Some small business owners who cut their teeth before the internet was even an idea in Al Gore's head still believe that word-of-mouth marketing and an ad in the Yellow Pages is enough to get noticed.
Many older managers have yet to grasp that this is an outdated notion. Ely Dahan, professor of marketing at the UCLA Anderson School of Management, tells Search Engine Watch that nearly 50 percent of small businesses still don't have an online presence.
He cites skepticism as a main reason for not jumping on the bandwagon.
"We are in a period of great transition," Dahan told the media outlet. "There used to be this thing called the Yellow Pages, and if you had the right spot and the right-sized ad, you'd get calls. But if you're not online today, no matter how big or small your business is, you're likely going to get hurt."
Gary Harter, who sells countertop laminates in California's San Fernando Valley, can attest to being skeptical at first.
"I'm not particularly tech savvy, and besides, we built our business by word of mouth, so I never thought we needed something like the Internet," said Harter, as quoted by the news source. "That all changed."
Upon learning how being prominently featured on local searches could increase traffic for his business, Harter admitted to being "enlightened." A number of small firms like Columbus, Ohio based RevLocal have forged partnerships with small businesses to optimize them for local search.
Another way to create buzz online is via customer reviews on Yelp. Positive results have made 55-year-old Bob Little of Culver City's Ed Little Auto Service a believer. His business has garnered 256 reviews and boasts a perfect five-star rating. His previous marketing technique? A local cable commercial that didn't run until midnight.
"I have so much business coming in that I'm making appointments weeks in advance and referring people to other shops," Little told the media outlet.

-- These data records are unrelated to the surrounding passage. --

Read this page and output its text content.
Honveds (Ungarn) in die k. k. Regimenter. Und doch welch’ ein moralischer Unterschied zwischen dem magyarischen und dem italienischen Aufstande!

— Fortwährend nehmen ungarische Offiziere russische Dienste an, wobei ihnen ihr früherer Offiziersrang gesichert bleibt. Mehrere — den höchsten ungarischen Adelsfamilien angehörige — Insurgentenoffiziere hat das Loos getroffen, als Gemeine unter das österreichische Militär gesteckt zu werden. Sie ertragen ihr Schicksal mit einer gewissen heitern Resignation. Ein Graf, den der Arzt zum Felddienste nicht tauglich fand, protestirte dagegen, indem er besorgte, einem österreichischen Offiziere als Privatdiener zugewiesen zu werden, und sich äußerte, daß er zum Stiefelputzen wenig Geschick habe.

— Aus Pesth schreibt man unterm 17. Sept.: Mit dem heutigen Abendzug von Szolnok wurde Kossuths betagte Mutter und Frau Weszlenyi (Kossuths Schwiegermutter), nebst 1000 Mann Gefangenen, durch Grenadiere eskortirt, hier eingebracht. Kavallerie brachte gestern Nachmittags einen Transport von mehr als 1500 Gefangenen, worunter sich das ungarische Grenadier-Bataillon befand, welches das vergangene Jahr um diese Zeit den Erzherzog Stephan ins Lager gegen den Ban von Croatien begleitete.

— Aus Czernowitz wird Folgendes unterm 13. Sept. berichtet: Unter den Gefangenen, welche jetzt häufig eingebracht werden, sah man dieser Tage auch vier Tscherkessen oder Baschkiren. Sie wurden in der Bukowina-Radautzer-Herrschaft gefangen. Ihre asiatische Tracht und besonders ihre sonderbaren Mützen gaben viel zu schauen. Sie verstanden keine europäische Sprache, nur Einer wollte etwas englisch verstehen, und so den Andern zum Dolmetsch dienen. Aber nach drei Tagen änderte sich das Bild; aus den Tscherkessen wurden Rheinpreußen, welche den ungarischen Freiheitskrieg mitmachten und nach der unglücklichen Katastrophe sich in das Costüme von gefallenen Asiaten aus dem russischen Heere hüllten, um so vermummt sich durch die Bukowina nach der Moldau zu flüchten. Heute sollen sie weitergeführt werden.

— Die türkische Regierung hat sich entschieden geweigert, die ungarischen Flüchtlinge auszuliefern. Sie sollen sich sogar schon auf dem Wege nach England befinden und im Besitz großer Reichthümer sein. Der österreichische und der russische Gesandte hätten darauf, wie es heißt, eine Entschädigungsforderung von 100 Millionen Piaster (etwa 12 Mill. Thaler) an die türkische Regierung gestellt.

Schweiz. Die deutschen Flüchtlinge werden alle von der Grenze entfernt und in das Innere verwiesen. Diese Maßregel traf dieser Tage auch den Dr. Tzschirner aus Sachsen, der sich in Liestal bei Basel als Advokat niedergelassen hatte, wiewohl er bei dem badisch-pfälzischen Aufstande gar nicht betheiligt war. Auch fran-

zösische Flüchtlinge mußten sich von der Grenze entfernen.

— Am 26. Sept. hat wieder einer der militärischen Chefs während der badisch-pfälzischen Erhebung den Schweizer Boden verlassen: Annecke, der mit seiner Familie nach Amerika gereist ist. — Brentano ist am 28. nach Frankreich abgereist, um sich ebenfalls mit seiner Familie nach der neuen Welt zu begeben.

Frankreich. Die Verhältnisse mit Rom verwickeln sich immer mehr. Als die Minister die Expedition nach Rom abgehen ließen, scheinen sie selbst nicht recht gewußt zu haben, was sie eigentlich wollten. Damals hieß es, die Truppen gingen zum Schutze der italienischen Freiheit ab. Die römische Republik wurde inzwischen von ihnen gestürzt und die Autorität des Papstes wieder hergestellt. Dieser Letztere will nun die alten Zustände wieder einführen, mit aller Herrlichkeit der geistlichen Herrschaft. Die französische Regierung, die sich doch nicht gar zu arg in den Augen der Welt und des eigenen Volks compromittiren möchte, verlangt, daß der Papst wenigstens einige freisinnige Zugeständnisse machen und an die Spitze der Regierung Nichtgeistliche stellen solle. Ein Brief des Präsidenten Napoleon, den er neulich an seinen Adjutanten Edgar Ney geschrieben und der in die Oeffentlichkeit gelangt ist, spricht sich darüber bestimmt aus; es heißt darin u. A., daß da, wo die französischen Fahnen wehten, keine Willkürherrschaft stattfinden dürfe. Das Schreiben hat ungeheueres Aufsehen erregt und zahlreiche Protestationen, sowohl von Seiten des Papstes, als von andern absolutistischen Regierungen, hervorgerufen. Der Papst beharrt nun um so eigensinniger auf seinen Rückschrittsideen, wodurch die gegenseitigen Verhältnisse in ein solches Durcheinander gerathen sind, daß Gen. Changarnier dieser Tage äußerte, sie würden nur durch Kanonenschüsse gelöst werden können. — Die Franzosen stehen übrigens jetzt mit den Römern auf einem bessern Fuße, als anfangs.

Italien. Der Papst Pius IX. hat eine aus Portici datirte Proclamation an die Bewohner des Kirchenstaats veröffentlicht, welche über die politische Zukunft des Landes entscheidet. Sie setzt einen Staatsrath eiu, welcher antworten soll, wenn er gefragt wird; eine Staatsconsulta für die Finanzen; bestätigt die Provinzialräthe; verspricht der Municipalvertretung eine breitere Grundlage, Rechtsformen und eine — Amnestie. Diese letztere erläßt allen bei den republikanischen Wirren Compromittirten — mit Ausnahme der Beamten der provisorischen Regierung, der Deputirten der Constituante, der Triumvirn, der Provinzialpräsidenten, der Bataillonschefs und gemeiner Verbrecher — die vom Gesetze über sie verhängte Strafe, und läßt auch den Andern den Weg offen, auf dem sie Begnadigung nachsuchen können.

Another company, Brooklyn, New York-based art gallery Prints Charming, also has a perfect five-star rating. According to Business Insider author Gus Lubin, the store's owner told him that "every other person who walks into his shop came there because of the rating on Yelp."
Yelp and optimizing for local search are two ways companies can reach a younger generation of customers who are more tech-savvy, and will respond positively if a business is ranked highly or is visible on the internet.